De modo semelhante, escreve Nicholas Thoburn, "Deleuze não compactua com uma distinção marxista vulgar entre 'base' e 'superestrutura'; ao contrário, ele segue Marx numa imersão no domínio da produção da vida — uma produção que é o plano de todos os processos, fluxos e constrangimentos da política, da economia, das ideias, da cultura, do desejo, e assim por diante". Em contraste com o deslocamento pós-marxista que se afasta das questões da produção, Deleuze e Guattari intensificam precisamente essa questão e fazem colapsar as preocupações pós-marxistas habituais com a cultura política e a sociedade civil numa compreensão ampliada da produção desejante. Para Deleuze e Guattari, a formação de movimentos políticos, as maquinarias do Estado e os circuitos do capital retornam sempre ao "problema do desejo, e o desejo faz parte da infraestrutura".
Nessa fusão do libidinal com o econômico, Deleuze e Guattari não apenas percorrem o mesmo terreno coberto por autores anteriores dessa vertente marxista menor.
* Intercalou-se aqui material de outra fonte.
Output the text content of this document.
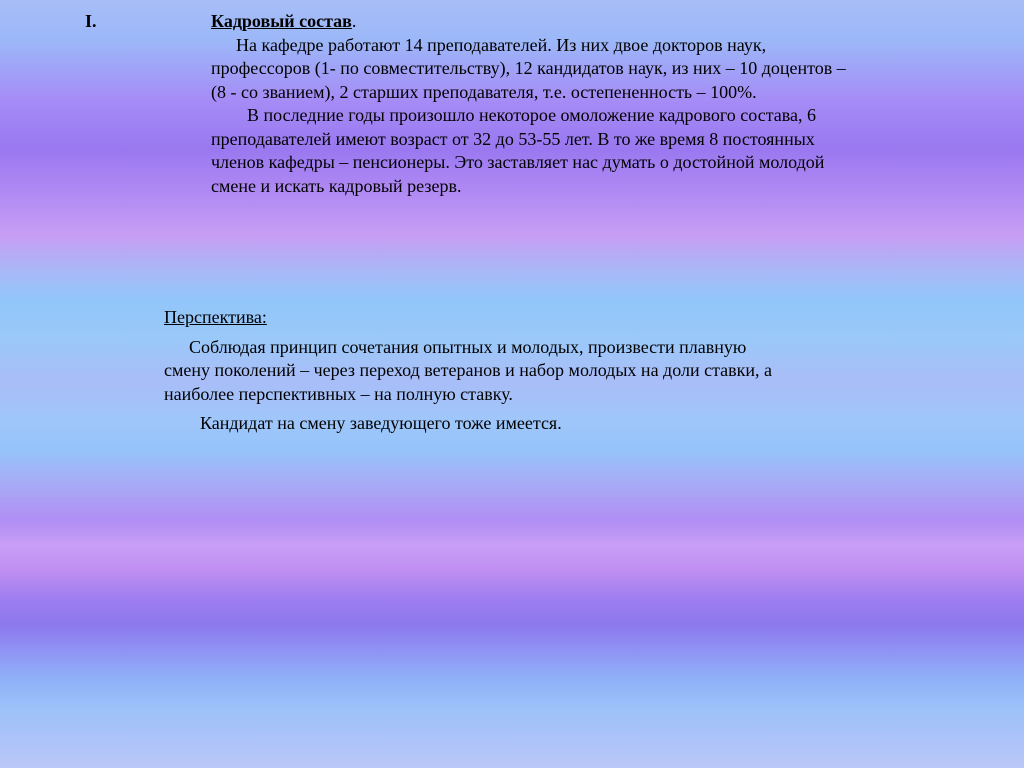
I.	Кадровый состав.

На кафедре работают 14 преподавателей. Из них двое докторов наук,

профессоров (1- по совместительству), 12 кандидатов наук, из них – 10 доцентов –

(8 - со званием), 2 старших преподавателя, т.е. остепененность – 100%.

В последние годы произошло некоторое омоложение кадрового состава, 6

преподавателей имеют возраст от 32 до 53-55 лет. В то же время 8 постоянных

членов кафедры – пенсионеры. Это заставляет нас думать о достойной молодой

смене и искать кадровый резерв.

Перспектива:

Соблюдая принцип сочетания опытных и молодых, произвести плавную

смену поколений – через переход ветеранов и набор молодых на доли ставки, а

наиболее перспективных – на полную ставку.

Кандидат на смену заведующего тоже имеется.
Assim como Marx, antes deles, mobilizou o vampiro e o lobisomem como figuras da sede voraz do capital, e Benjamin adotou as personas do flâneur e do jogador para enxergar o capitalismo a partir de seus becos mais sombrios, Deleuze e Guattari também povoam seus escritos com figuras de privação e predação libidinal: o zumbi, o louco, o feiticeiro, as matilhas de lobos e os enxames de ratos. Esse “Marxismo Gótico” é aquele que, nas palavras de David McNally, "insiste, entre outras coisas, em atravessar os espaços noturnos do submundo capitalista, em visitar as masmorras secretas que abrigam corpos trabalhadores em dor". Cada figura, cada imagem hedionda, contém em si um reflexo das estruturas que atravessam seu corpo, das linhas de fuga que ela traça e das forças de produção libidinal que a formam — assim como a nós.